Déjà, Daniel s’exaspérait.

Comment, Germaine, Germaine vivante, là, devant lui, avec son terrible visage fardé, ses lèvres impudentes, ses yeux inquisiteurs et toute cette trouble atmosphère qu’elle dégageait toujours, malgré le tailleur simple et l’allure élégante ; que le miracle soit si las, si poussiéreux, si vite arrivé en pleine rue.

Ils se regardèrent de près, en ennemis.

On sentait, pour un peu, qu’elle lui aurait dit, reprenant ses habitudes autoritaires : « Mettez-vous donc en plein jour, que je vous voie ».

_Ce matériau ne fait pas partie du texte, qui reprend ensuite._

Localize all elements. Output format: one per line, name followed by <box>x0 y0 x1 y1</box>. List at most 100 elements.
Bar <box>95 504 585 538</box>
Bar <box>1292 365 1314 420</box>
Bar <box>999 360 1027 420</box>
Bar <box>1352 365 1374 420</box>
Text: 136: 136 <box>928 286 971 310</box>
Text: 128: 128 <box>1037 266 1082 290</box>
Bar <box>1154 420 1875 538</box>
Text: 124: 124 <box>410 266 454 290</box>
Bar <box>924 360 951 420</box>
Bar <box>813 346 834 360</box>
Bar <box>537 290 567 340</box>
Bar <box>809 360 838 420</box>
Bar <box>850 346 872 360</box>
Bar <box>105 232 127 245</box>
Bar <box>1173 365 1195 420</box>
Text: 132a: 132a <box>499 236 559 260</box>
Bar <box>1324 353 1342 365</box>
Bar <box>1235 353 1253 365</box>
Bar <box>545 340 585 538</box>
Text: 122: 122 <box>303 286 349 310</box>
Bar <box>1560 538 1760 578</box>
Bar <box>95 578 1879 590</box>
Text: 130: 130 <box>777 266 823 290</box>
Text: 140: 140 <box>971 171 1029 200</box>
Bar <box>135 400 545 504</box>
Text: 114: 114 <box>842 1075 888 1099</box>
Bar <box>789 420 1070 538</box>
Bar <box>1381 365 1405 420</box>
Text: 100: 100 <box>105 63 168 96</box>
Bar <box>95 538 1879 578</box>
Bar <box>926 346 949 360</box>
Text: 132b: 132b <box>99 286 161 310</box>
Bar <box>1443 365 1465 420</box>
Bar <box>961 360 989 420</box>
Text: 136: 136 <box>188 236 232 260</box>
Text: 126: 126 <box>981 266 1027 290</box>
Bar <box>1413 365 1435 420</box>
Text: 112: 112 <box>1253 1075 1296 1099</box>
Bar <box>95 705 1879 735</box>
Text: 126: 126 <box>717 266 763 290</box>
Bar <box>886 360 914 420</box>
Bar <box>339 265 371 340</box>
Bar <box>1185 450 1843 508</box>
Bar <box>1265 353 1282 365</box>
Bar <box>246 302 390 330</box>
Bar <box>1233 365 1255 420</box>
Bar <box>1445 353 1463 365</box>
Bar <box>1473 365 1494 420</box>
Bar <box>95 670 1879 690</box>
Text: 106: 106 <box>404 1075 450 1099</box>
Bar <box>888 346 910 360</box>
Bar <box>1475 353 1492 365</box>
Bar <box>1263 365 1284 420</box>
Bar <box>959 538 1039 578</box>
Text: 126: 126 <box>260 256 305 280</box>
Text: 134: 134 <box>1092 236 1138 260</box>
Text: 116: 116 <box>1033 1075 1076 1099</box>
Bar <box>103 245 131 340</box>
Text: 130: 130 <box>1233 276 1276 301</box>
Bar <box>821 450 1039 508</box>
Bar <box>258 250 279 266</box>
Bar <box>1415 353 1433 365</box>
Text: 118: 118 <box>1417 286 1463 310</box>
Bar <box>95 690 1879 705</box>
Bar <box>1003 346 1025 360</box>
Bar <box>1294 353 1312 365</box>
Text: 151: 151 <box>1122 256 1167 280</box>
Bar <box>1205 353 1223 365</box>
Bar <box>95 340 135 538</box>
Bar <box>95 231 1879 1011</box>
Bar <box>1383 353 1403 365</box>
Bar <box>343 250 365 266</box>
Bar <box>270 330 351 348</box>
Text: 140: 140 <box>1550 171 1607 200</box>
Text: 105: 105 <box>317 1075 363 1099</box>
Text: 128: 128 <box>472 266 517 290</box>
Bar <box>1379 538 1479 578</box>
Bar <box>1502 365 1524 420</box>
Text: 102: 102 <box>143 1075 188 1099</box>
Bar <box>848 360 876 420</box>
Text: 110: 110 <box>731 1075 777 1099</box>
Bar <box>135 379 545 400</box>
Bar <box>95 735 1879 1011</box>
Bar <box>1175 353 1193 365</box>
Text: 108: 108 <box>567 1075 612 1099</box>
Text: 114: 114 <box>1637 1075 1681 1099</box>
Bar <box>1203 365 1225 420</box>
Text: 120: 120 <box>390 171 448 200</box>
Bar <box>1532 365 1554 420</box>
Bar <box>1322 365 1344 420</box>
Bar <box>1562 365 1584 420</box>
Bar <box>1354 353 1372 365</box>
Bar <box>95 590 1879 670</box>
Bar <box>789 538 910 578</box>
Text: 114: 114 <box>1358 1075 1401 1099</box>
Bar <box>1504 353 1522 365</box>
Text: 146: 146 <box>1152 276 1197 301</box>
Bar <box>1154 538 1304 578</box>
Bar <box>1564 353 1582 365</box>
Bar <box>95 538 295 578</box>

Lui, la trouvait changée soudain, c’est-à-dire qu’elle était déjà différente du rêve. Elle-même, et non l’amante qu’il s’était inventée sur son modèle et il lui en voulait.

« Elle a vieilli, songeait-il, de mon temps elle n’avait pas cet air fatigué, morbide, je lui allais mieux que Venise, sans doute Jérôme l’épuise. » Il eut un frisson de dégoût. « Elle chipait à ma jeunesse l’éclat de la sienne, maintenant elle retombe, tant pis ».

La surprise, le malaise d’être si subitement face à face, les rendaient d’une banalité navrante.

— « Vous restez à Paris ? dit Daniel.

— « Non, je repars.

— « Où donc ?

— « Venise.

— « Toujours ?

— « Toujours.

— « Je vous ai du reste écrit, dit-elle. Pourquoi ne répondez-vous plus ? »

— « Chacun son tour.

— « C’est vrai. Elle rit.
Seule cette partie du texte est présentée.